8 responses to “No need to visit a webshop anymore, use WhatsApp!”

  1. 366004ko says :

    This is an interesting article that sheds light to a new idea of messaging. Till now private messaging and customer to business interaction seemed to have been separated. According to Facebook it is looking into B2C messaging opportunities on Whatsapp (Vibes, 2015). With this customers can be messaged by brands, opening up a new way for marketers of brands to reach customers globally as previously this was limited by the SMS-function that was bounded by carrier costs.

    Initially the first thought that came into my mind was: will I be attacked with advertisements on Whatsapp, while all I want to use it for is private messaging? The B2C messaging function is supposed to be available only when brands are given permission, however I still do not see the importance of such a function on a messaging application. I think the distinction between a formal interaction and informal interaction between friends is important. Interaction between customers and businesses should be made through the brand’s own platform (be it a website or an application).

  2. 347379fz says :

    In his article ‘Strategy and the Internet, E. Porter (2001) states ‘most buyers will value a combination of on-line services, personal services and physical locations over stand-alone Web distribution’. The service SuitSupply offers by use of WhatsApp is something many Webshops lach, personal advice/ service. It gives people who have no time to visit the physical store and experience the personalized advice the opportunity to get the full service experience he/ she would otherwise miss.
    I personally prefer to visit the physical location of the store. But when I’m working 40 hours a week, I can imagine its a luxury to have personalized style advice at a distance. A WhatsApp message is also a very quick and easy way. Messages are quickly written and there is no need to reply immediately. This could be done within meetings.
    Another benefit of using WhatsApp in comparison to Facebook, is the lack of personal information displayed at WhatsApp. On Facebook there is a lot of personal information visible for others, photo’s, education, employer, year of birth just to name a few. At WhatsApp someone can only see your profile picture.
    So concluding, I would prefer to be approach via WhatsApp in comparison to Facebook or other social media.

  3. 371764ak says :

    I also think this is a good way of approaching customers. As technological developments undermine the personal touch of sales personnel, a personal message of an employee to a customer can be seen as providing personal attention. ABN Amro Studenten has also already started this initiative.

  4. 441728zh says :

    Great article. I dont know if your have heard, but companies already started to make use of Twitter when it comes to ordering. There is TweetaBeer that lets you send an ice cold brew to any of your Twitter friends. You sync up your Twitter account with PayPal, and turn tweets into $5 cash using third-party app Chirpify. Also Dominos pizza lets customers order via twitter. They simply can tweet the pizza emoji to the Domino’s Twitter handle to start the order process.

  5. spitinov says :

    Thank you for the interesting insights, tlangenberg.

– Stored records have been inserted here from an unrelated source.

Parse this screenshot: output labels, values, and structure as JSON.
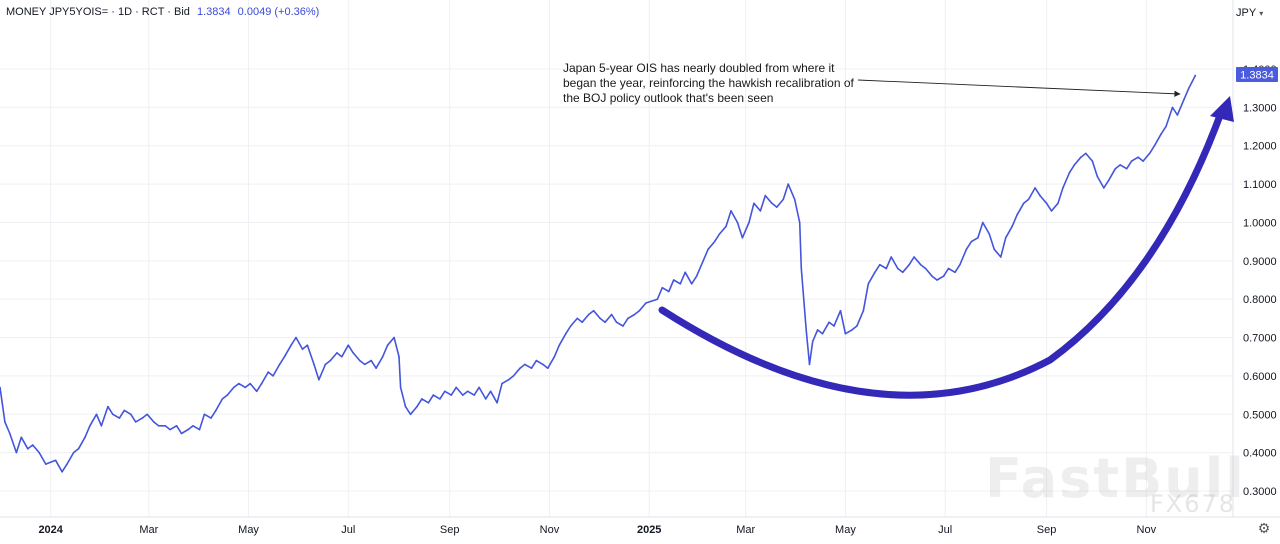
{
  "header": {
    "title": "MONEY JPY5YOIS= · 1D · RCT · Bid",
    "value": "1.3834",
    "change": "0.0049 (+0.36%)"
  },
  "currency_selector": {
    "label": "JPY",
    "icon": "chevron-down-icon"
  },
  "settings_icon": "gear-icon",
  "annotation": {
    "text": "Japan 5-year OIS has nearly doubled from where it began the year, reinforcing the hawkish recalibration of the BOJ policy outlook that's been seen"
  },
  "watermark": {
    "main": "FastBull",
    "sub": "FX678"
  },
  "colors": {
    "series": "#4455dd",
    "curve_arrow": "#3328b8",
    "price_tag": "#4a5be0",
    "grid": "#eef0f3"
  },
  "chart_data": {
    "type": "line",
    "title": "",
    "xlabel": "",
    "ylabel": "",
    "y_unit": "JPY",
    "ylim": [
      0.25,
      1.45
    ],
    "grid": true,
    "last_value_label": "1.3834",
    "y_ticks": [
      {
        "value": 0.3,
        "label": "0.3000"
      },
      {
        "value": 0.4,
        "label": "0.4000"
      },
      {
        "value": 0.5,
        "label": "0.5000"
      },
      {
        "value": 0.6,
        "label": "0.6000"
      },
      {
        "value": 0.7,
        "label": "0.7000"
      },
      {
        "value": 0.8,
        "label": "0.8000"
      },
      {
        "value": 0.9,
        "label": "0.9000"
      },
      {
        "value": 1.0,
        "label": "1.0000"
      },
      {
        "value": 1.1,
        "label": "1.1000"
      },
      {
        "value": 1.2,
        "label": "1.2000"
      },
      {
        "value": 1.3,
        "label": "1.3000"
      },
      {
        "value": 1.4,
        "label": "1.4000"
      }
    ],
    "x_ticks": [
      {
        "date": "2024-01-01",
        "label": "2024",
        "bold": true
      },
      {
        "date": "2024-03-01",
        "label": "Mar"
      },
      {
        "date": "2024-05-01",
        "label": "May"
      },
      {
        "date": "2024-07-01",
        "label": "Jul"
      },
      {
        "date": "2024-09-01",
        "label": "Sep"
      },
      {
        "date": "2024-11-01",
        "label": "Nov"
      },
      {
        "date": "2025-01-01",
        "label": "2025",
        "bold": true
      },
      {
        "date": "2025-03-01",
        "label": "Mar"
      },
      {
        "date": "2025-05-01",
        "label": "May"
      },
      {
        "date": "2025-07-01",
        "label": "Jul"
      },
      {
        "date": "2025-09-01",
        "label": "Sep"
      },
      {
        "date": "2025-11-01",
        "label": "Nov"
      }
    ],
    "x_domain": [
      "2023-12-01",
      "2025-12-24"
    ],
    "series": [
      {
        "points": [
          [
            "2023-12-01",
            0.57
          ],
          [
            "2023-12-04",
            0.48
          ],
          [
            "2023-12-07",
            0.45
          ],
          [
            "2023-12-11",
            0.4
          ],
          [
            "2023-12-14",
            0.44
          ],
          [
            "2023-12-18",
            0.41
          ],
          [
            "2023-12-21",
            0.42
          ],
          [
            "2023-12-25",
            0.4
          ],
          [
            "2023-12-29",
            0.37
          ],
          [
            "2024-01-04",
            0.38
          ],
          [
            "2024-01-08",
            0.35
          ],
          [
            "2024-01-11",
            0.37
          ],
          [
            "2024-01-15",
            0.4
          ],
          [
            "2024-01-18",
            0.41
          ],
          [
            "2024-01-22",
            0.44
          ],
          [
            "2024-01-25",
            0.47
          ],
          [
            "2024-01-29",
            0.5
          ],
          [
            "2024-02-01",
            0.47
          ],
          [
            "2024-02-05",
            0.52
          ],
          [
            "2024-02-08",
            0.5
          ],
          [
            "2024-02-12",
            0.49
          ],
          [
            "2024-02-15",
            0.51
          ],
          [
            "2024-02-19",
            0.5
          ],
          [
            "2024-02-22",
            0.48
          ],
          [
            "2024-02-26",
            0.49
          ],
          [
            "2024-02-29",
            0.5
          ],
          [
            "2024-03-04",
            0.48
          ],
          [
            "2024-03-07",
            0.47
          ],
          [
            "2024-03-11",
            0.47
          ],
          [
            "2024-03-14",
            0.46
          ],
          [
            "2024-03-18",
            0.47
          ],
          [
            "2024-03-21",
            0.45
          ],
          [
            "2024-03-25",
            0.46
          ],
          [
            "2024-03-28",
            0.47
          ],
          [
            "2024-04-01",
            0.46
          ],
          [
            "2024-04-04",
            0.5
          ],
          [
            "2024-04-08",
            0.49
          ],
          [
            "2024-04-11",
            0.51
          ],
          [
            "2024-04-15",
            0.54
          ],
          [
            "2024-04-18",
            0.55
          ],
          [
            "2024-04-22",
            0.57
          ],
          [
            "2024-04-25",
            0.58
          ],
          [
            "2024-04-29",
            0.57
          ],
          [
            "2024-05-02",
            0.58
          ],
          [
            "2024-05-06",
            0.56
          ],
          [
            "2024-05-09",
            0.58
          ],
          [
            "2024-05-13",
            0.61
          ],
          [
            "2024-05-16",
            0.6
          ],
          [
            "2024-05-20",
            0.63
          ],
          [
            "2024-05-23",
            0.65
          ],
          [
            "2024-05-27",
            0.68
          ],
          [
            "2024-05-30",
            0.7
          ],
          [
            "2024-06-03",
            0.67
          ],
          [
            "2024-06-06",
            0.68
          ],
          [
            "2024-06-10",
            0.63
          ],
          [
            "2024-06-13",
            0.59
          ],
          [
            "2024-06-17",
            0.63
          ],
          [
            "2024-06-20",
            0.64
          ],
          [
            "2024-06-24",
            0.66
          ],
          [
            "2024-06-27",
            0.65
          ],
          [
            "2024-07-01",
            0.68
          ],
          [
            "2024-07-04",
            0.66
          ],
          [
            "2024-07-08",
            0.64
          ],
          [
            "2024-07-11",
            0.63
          ],
          [
            "2024-07-15",
            0.64
          ],
          [
            "2024-07-18",
            0.62
          ],
          [
            "2024-07-22",
            0.65
          ],
          [
            "2024-07-25",
            0.68
          ],
          [
            "2024-07-29",
            0.7
          ],
          [
            "2024-08-01",
            0.65
          ],
          [
            "2024-08-02",
            0.57
          ],
          [
            "2024-08-05",
            0.52
          ],
          [
            "2024-08-08",
            0.5
          ],
          [
            "2024-08-12",
            0.52
          ],
          [
            "2024-08-15",
            0.54
          ],
          [
            "2024-08-19",
            0.53
          ],
          [
            "2024-08-22",
            0.55
          ],
          [
            "2024-08-26",
            0.54
          ],
          [
            "2024-08-29",
            0.56
          ],
          [
            "2024-09-02",
            0.55
          ],
          [
            "2024-09-05",
            0.57
          ],
          [
            "2024-09-09",
            0.55
          ],
          [
            "2024-09-12",
            0.56
          ],
          [
            "2024-09-16",
            0.55
          ],
          [
            "2024-09-19",
            0.57
          ],
          [
            "2024-09-23",
            0.54
          ],
          [
            "2024-09-26",
            0.56
          ],
          [
            "2024-09-30",
            0.53
          ],
          [
            "2024-10-03",
            0.58
          ],
          [
            "2024-10-07",
            0.59
          ],
          [
            "2024-10-10",
            0.6
          ],
          [
            "2024-10-14",
            0.62
          ],
          [
            "2024-10-17",
            0.63
          ],
          [
            "2024-10-21",
            0.62
          ],
          [
            "2024-10-24",
            0.64
          ],
          [
            "2024-10-28",
            0.63
          ],
          [
            "2024-10-31",
            0.62
          ],
          [
            "2024-11-04",
            0.65
          ],
          [
            "2024-11-07",
            0.68
          ],
          [
            "2024-11-11",
            0.71
          ],
          [
            "2024-11-14",
            0.73
          ],
          [
            "2024-11-18",
            0.75
          ],
          [
            "2024-11-21",
            0.74
          ],
          [
            "2024-11-25",
            0.76
          ],
          [
            "2024-11-28",
            0.77
          ],
          [
            "2024-12-02",
            0.75
          ],
          [
            "2024-12-05",
            0.74
          ],
          [
            "2024-12-09",
            0.76
          ],
          [
            "2024-12-12",
            0.74
          ],
          [
            "2024-12-16",
            0.73
          ],
          [
            "2024-12-19",
            0.75
          ],
          [
            "2024-12-23",
            0.76
          ],
          [
            "2024-12-26",
            0.77
          ],
          [
            "2024-12-30",
            0.79
          ],
          [
            "2025-01-06",
            0.8
          ],
          [
            "2025-01-09",
            0.83
          ],
          [
            "2025-01-13",
            0.82
          ],
          [
            "2025-01-16",
            0.85
          ],
          [
            "2025-01-20",
            0.84
          ],
          [
            "2025-01-23",
            0.87
          ],
          [
            "2025-01-27",
            0.84
          ],
          [
            "2025-01-30",
            0.86
          ],
          [
            "2025-02-03",
            0.9
          ],
          [
            "2025-02-06",
            0.93
          ],
          [
            "2025-02-10",
            0.95
          ],
          [
            "2025-02-13",
            0.97
          ],
          [
            "2025-02-17",
            0.99
          ],
          [
            "2025-02-20",
            1.03
          ],
          [
            "2025-02-24",
            1.0
          ],
          [
            "2025-02-27",
            0.96
          ],
          [
            "2025-03-03",
            1.0
          ],
          [
            "2025-03-06",
            1.05
          ],
          [
            "2025-03-10",
            1.03
          ],
          [
            "2025-03-13",
            1.07
          ],
          [
            "2025-03-17",
            1.05
          ],
          [
            "2025-03-20",
            1.04
          ],
          [
            "2025-03-24",
            1.06
          ],
          [
            "2025-03-27",
            1.1
          ],
          [
            "2025-03-31",
            1.06
          ],
          [
            "2025-04-03",
            1.0
          ],
          [
            "2025-04-04",
            0.88
          ],
          [
            "2025-04-07",
            0.72
          ],
          [
            "2025-04-09",
            0.63
          ],
          [
            "2025-04-11",
            0.69
          ],
          [
            "2025-04-14",
            0.72
          ],
          [
            "2025-04-17",
            0.71
          ],
          [
            "2025-04-21",
            0.74
          ],
          [
            "2025-04-24",
            0.73
          ],
          [
            "2025-04-28",
            0.77
          ],
          [
            "2025-05-01",
            0.71
          ],
          [
            "2025-05-05",
            0.72
          ],
          [
            "2025-05-08",
            0.73
          ],
          [
            "2025-05-12",
            0.77
          ],
          [
            "2025-05-15",
            0.84
          ],
          [
            "2025-05-19",
            0.87
          ],
          [
            "2025-05-22",
            0.89
          ],
          [
            "2025-05-26",
            0.88
          ],
          [
            "2025-05-29",
            0.91
          ],
          [
            "2025-06-02",
            0.88
          ],
          [
            "2025-06-05",
            0.87
          ],
          [
            "2025-06-09",
            0.89
          ],
          [
            "2025-06-12",
            0.91
          ],
          [
            "2025-06-16",
            0.89
          ],
          [
            "2025-06-19",
            0.88
          ],
          [
            "2025-06-23",
            0.86
          ],
          [
            "2025-06-26",
            0.85
          ],
          [
            "2025-06-30",
            0.86
          ],
          [
            "2025-07-03",
            0.88
          ],
          [
            "2025-07-07",
            0.87
          ],
          [
            "2025-07-10",
            0.89
          ],
          [
            "2025-07-14",
            0.93
          ],
          [
            "2025-07-17",
            0.95
          ],
          [
            "2025-07-21",
            0.96
          ],
          [
            "2025-07-24",
            1.0
          ],
          [
            "2025-07-28",
            0.97
          ],
          [
            "2025-07-31",
            0.93
          ],
          [
            "2025-08-04",
            0.91
          ],
          [
            "2025-08-07",
            0.96
          ],
          [
            "2025-08-11",
            0.99
          ],
          [
            "2025-08-14",
            1.02
          ],
          [
            "2025-08-18",
            1.05
          ],
          [
            "2025-08-21",
            1.06
          ],
          [
            "2025-08-25",
            1.09
          ],
          [
            "2025-08-28",
            1.07
          ],
          [
            "2025-09-01",
            1.05
          ],
          [
            "2025-09-04",
            1.03
          ],
          [
            "2025-09-08",
            1.05
          ],
          [
            "2025-09-11",
            1.09
          ],
          [
            "2025-09-15",
            1.13
          ],
          [
            "2025-09-18",
            1.15
          ],
          [
            "2025-09-22",
            1.17
          ],
          [
            "2025-09-25",
            1.18
          ],
          [
            "2025-09-29",
            1.16
          ],
          [
            "2025-10-02",
            1.12
          ],
          [
            "2025-10-06",
            1.09
          ],
          [
            "2025-10-09",
            1.11
          ],
          [
            "2025-10-13",
            1.14
          ],
          [
            "2025-10-16",
            1.15
          ],
          [
            "2025-10-20",
            1.14
          ],
          [
            "2025-10-23",
            1.16
          ],
          [
            "2025-10-27",
            1.17
          ],
          [
            "2025-10-30",
            1.16
          ],
          [
            "2025-11-03",
            1.18
          ],
          [
            "2025-11-06",
            1.2
          ],
          [
            "2025-11-10",
            1.23
          ],
          [
            "2025-11-13",
            1.25
          ],
          [
            "2025-11-17",
            1.3
          ],
          [
            "2025-11-20",
            1.28
          ],
          [
            "2025-11-24",
            1.32
          ],
          [
            "2025-11-27",
            1.35
          ],
          [
            "2025-12-01",
            1.3834
          ]
        ]
      }
    ]
  }
}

    Besides WhatsApp there is a growing trend in the industry to include commercial services into apps. Just want to mention few recent examples:
    1. For a year already you can easily purchase things in Twitter not leaving the app.
    2. Youtube is going to introduce the system that will recognize the objects in video and advice you the shops where you can buy it
    3. Facebook customizes its in-app purchases making them more convenient and customized


  6. 439886mj says :

    When you have so many various possibilities to spend your money in the messenger, you actually need the other side of the issue — money supply. And or course, messengers will gladly provide you with that as well. Already now you can transfer money via Facebook messenger, but what is more interesting — some messengers even offer you microloans.
    Apparently, we are not that far away of having all the necessary financial services incorporated in the messenger.